1. There are fewer job applicants for open positions
With the ongoing economic recovery after the recession, unemployment rates are declining across multiple industries, resulting in fewer applicants for open positions and a more competitive hiring market. As a result, hiring managers need to work twice as hard to fill open positions. This challenge is unlikely to improve; rather, with the upcoming retirement of the baby boomer generation, the workforce will be significantly smaller than it has been in previous years, resulting in still fewer applicants for open positions.
2. Last minute recruiting
Many companies only hire when the need is great – they implement the hiring process reactively instead of proactively sourcing talent, which would allow hiring managers to more easily find the talent they need in an emergency. As a result, hiring managers are judged by increasingly tight and demanding deadlines, while participating in a far more competitive labor environment than existed even five years earlier. Also, hiring processes usually do not work quickly, which means that even after a hiring manager has found a likely candidate, the process of hiring that candidate and onboarding them can cause the hiring manager to miss his or her company-mandated deadlines.3. Drop off of candidates.
3. Drop off of candidates
A side effect of the increasingly scarcity of good talent in the market is that applicants have options. They are unlikely to participate in a hiring and applying process that they do not view as valuing their effort and time. As a result, some companies are experiencing a “candidate drop-off,” which means that candidates abandon their applications to a particular position partway through the process, often from frustration. This phenomenon can be particularly damaging for hiring managers if time and effort was spent on recruiting the candidate in question, only to lose him or her before the process is complete.

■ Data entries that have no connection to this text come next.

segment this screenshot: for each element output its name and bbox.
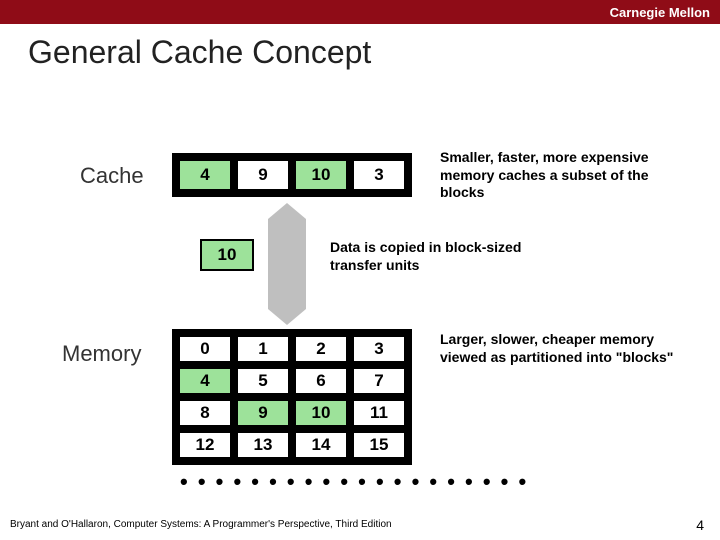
header-bar: Carnegie Mellon [0,0,720,24]
mem-cell: 0 [178,335,232,363]
mem-cell: 6 [294,367,348,395]
memory-label: Memory [62,341,141,367]
mem-cell: 11 [352,399,406,427]
transfer-caption: Data is copied in block-sized transfer u… [330,239,540,274]
mem-cell: 15 [352,431,406,459]
slide-title: General Cache Concept [0,24,720,71]
memory-grid: 0 1 2 3 4 5 6 7 8 9 10 11 12 13 14 15 [172,329,412,465]
cache-grid: 4 9 10 3 [172,153,412,197]
mem-cell: 8 [178,399,232,427]
mem-cell: 5 [236,367,290,395]
mem-cell: 14 [294,431,348,459]
cache-cell: 3 [352,159,406,191]
mem-cell: 10 [294,399,348,427]
mem-cell: 7 [352,367,406,395]
cache-caption: Smaller, faster, more expensive memory c… [440,149,680,202]
mem-cell: 2 [294,335,348,363]
transfer-cell: 10 [200,239,254,271]
cache-cell: 10 [294,159,348,191]
cache-cell: 9 [236,159,290,191]
memory-caption: Larger, slower, cheaper memory viewed as… [440,331,680,366]
mem-cell: 4 [178,367,232,395]
cache-cell: 4 [178,159,232,191]
ellipsis-dots: • • • • • • • • • • • • • • • • • • • • [180,469,528,495]
bidirectional-arrow [268,203,306,325]
cache-label: Cache [80,163,144,189]
mem-cell: 9 [236,399,290,427]
mem-cell: 12 [178,431,232,459]
mem-cell: 3 [352,335,406,363]
mem-cell: 1 [236,335,290,363]
brand-label: Carnegie Mellon [610,5,710,20]
mem-cell: 13 [236,431,290,459]
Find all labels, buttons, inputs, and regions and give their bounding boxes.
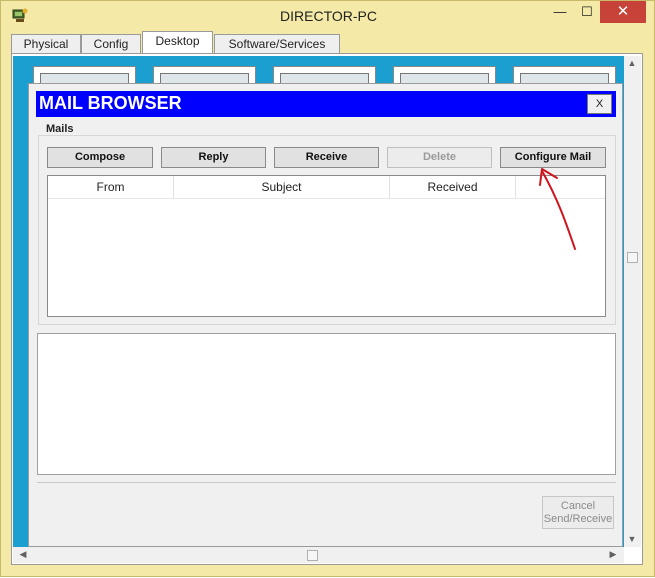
vertical-scrollbar[interactable]: ▲ ▼ <box>624 56 641 547</box>
horizontal-scrollbar[interactable]: ◀ ▶ <box>13 547 624 563</box>
maximize-button[interactable]: ☐ <box>574 1 600 23</box>
cancel-send-receive-button[interactable]: Cancel Send/Receive <box>542 496 614 529</box>
horizontal-scroll-thumb[interactable] <box>307 550 318 561</box>
scroll-up-arrow[interactable]: ▲ <box>624 58 640 68</box>
mails-group-label: Mails <box>46 123 74 135</box>
window: DIRECTOR-PC — ☐ ✕ Physical Config Deskto… <box>0 0 655 577</box>
cancel-button-line2: Send/Receive <box>543 513 613 525</box>
title-bar: DIRECTOR-PC — ☐ ✕ <box>1 1 655 31</box>
tab-config[interactable]: Config <box>81 34 141 53</box>
configure-mail-button[interactable]: Configure Mail <box>500 147 606 168</box>
reply-button[interactable]: Reply <box>161 147 266 168</box>
scroll-down-arrow[interactable]: ▼ <box>624 534 640 544</box>
close-window-button[interactable]: ✕ <box>600 1 646 23</box>
tab-physical[interactable]: Physical <box>11 34 81 53</box>
receive-button[interactable]: Receive <box>274 147 379 168</box>
scroll-left-arrow[interactable]: ◀ <box>15 549 31 560</box>
mail-preview-pane[interactable] <box>37 333 616 475</box>
column-header-received[interactable]: Received <box>390 176 516 199</box>
mail-browser-header: MAIL BROWSER X <box>36 91 616 117</box>
mail-close-button[interactable]: X <box>587 94 612 114</box>
compose-button[interactable]: Compose <box>47 147 153 168</box>
column-header-from[interactable]: From <box>48 176 174 199</box>
minimize-button[interactable]: — <box>546 1 574 23</box>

4. Managers are unclear on where to find the best talent
Companies have processes for sourcing, interviewing, and hiring applicants for open positions. However, the sourcing processes may not find the best candidates or have the hiring manager search for good candidates in the right places. Valuable time and resources can be spent without any return on investment if managers do not know the right places to look. If this is the case and a hiring manager is coming up against a deadline, he or she may go off process and utilize their own network, with people they trust, to fill the open position. However, doing this can create risks for the company, in terms of regulation, liability, and potential discrimination.
Hiring managers face serious challenges to quickly and effectively performing their jobs and finding the talent their organizations need. Some of these challenges can be directly attributed to broken or outmoded hiring processes. Some challenges, such as the lower unemployment rate, smaller applicant pool, and eventual smaller workforce are market conditions that the hiring manager must adapt to in order to be effective at his or her job. While the market conditions cannot be altered, hiring managers can make a push for a more effective recruiting process. Proactive, straightforward, quick hiring processes would do a great deal to removing the top challenges facing hiring managers.